Размер шрифта
-
+

Семилетняя война. Как Россия решала судьбы Европы - стр. 14

Пехота отважно бросилась в штыковую за раненого Лопухина, он ещё воодушевлял армию. Вскоре бой продолжился с не меньшим ожесточением за тело погибшего генерала.

Героя похоронят на поле боя, с подобающими почестями. Но после войны перезахоронят в Москве, в Андрониковом монастыре, в родовой усыпальнице. В армии имя Лопухина запомнили надолго: у него и до Гросс-Егерсдорфа была репутация честного воина. А гибель генерал-аншефа на поле боя – явление редкое, достойное мемориала в наших сердцах. Это был Багратион 1757 года… Недолго пришлось ждать армейской песни о Лопухине – по-видимому, она сложилась в офицерской среде:

Как не пыль в поле пылит,
Пруссак с армией валит,
Близехонько подвалили,
В полки они становили.
Они зачали палить —
Только дым с сажей валит.
Нам не видно ничего,
Только видно на прекрасе,
На зеленом на лугу
Стоит армия в кругу,
Лопухин ездит в полку,
Курит трубку табаку.
Для того табак курит,
Чтобы смело подступить,
Чтобы смело подступить
Под лютого под врага,
Под лютого под врага,
Под пруцкого короля.
Они билися-рубилися
Четырнадцать часов.
Утолилася баталья,
Стали тела разбирать:
Находили во телах
Полковничков до пяти,
Полковничков до пяти,
Генералов десяти.
Еще того подале
Заставали душу в теле,
Заставали душу в теле —
Лопухин лежит убит…

Для Румянцева пример Лопухина значил не меньше, чем пример павшего в бою фон Вейсмана для Суворова в эпоху русско-турецких войн.

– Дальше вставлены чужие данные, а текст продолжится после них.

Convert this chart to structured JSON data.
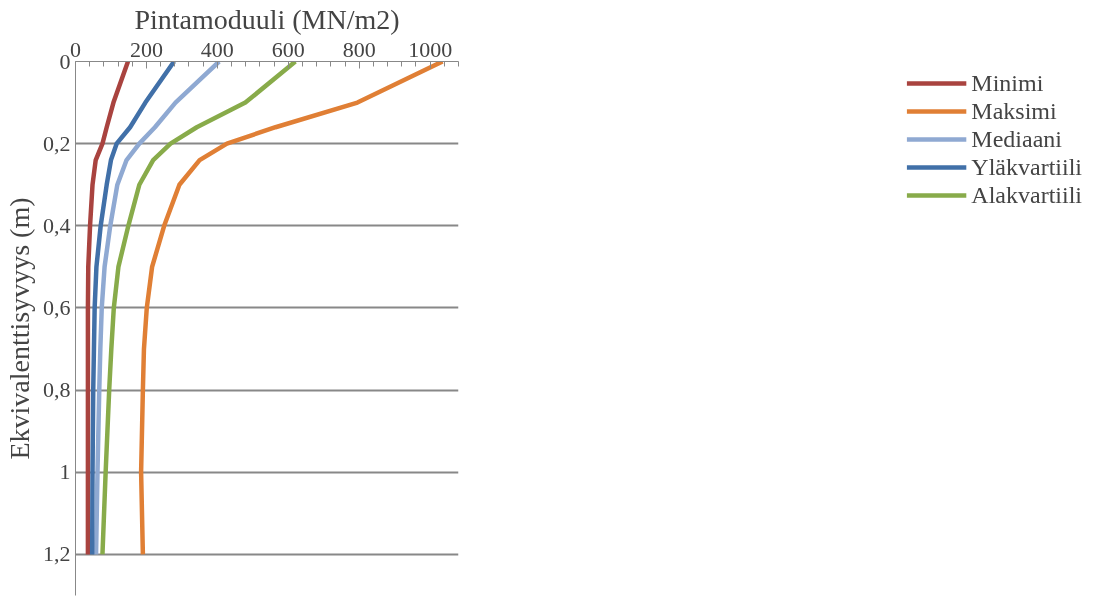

Стыдно было отступать и тем более сдаваться после ранения Лопухина и героической схватки гренадер за тело командира. И Румянцев замыслил неожиданный смелый маневр, который решит исход сражения. В этой битве (да и вообще – в Семилетней войне) в нашей армии инициативы командиров оказывались важнее задумок главнокомандующих. Румянцев почувствовал, что и солдаты (большинство из которых, заметим, он еще не успел досконально изучить) яростно желают броситься в бой – выручать товарищей.

Когда пруссаки теснили 2-й Московский полк – Румянцев находился в Норкиттенском лесу, с пехотным резервом. Конечно, он стремился вмешаться в сражение и вряд ли надеялся, что Апраксин отдаст дельный и смелый приказ. Да он и не дожидался приказов.

Андрей Тимофеевич Болотов – замечательный мемуарист, искренний и тонкий. Но в записках о Гросс-Егерсдорфском сражении он превзошёл себя. Его полк не принимал непосредственного участия в бою. Но Болотов в тот день слышал гром победы и многое видел своими глазами. Его свидетельство ценно: вместе с мемуаристом мы видим события глазами современника, ощущаем и ужас, и подъём того дня. О самых трагических минутах боя он пишет эмоционально, горячо. И минуты перелома, когда русские начали одолевать пруссаков, оживают перед нашими глазами. Вот воины Румянцева пробираются сквозь чащобу. Они готовы погибнуть на поле боя, но отомстить.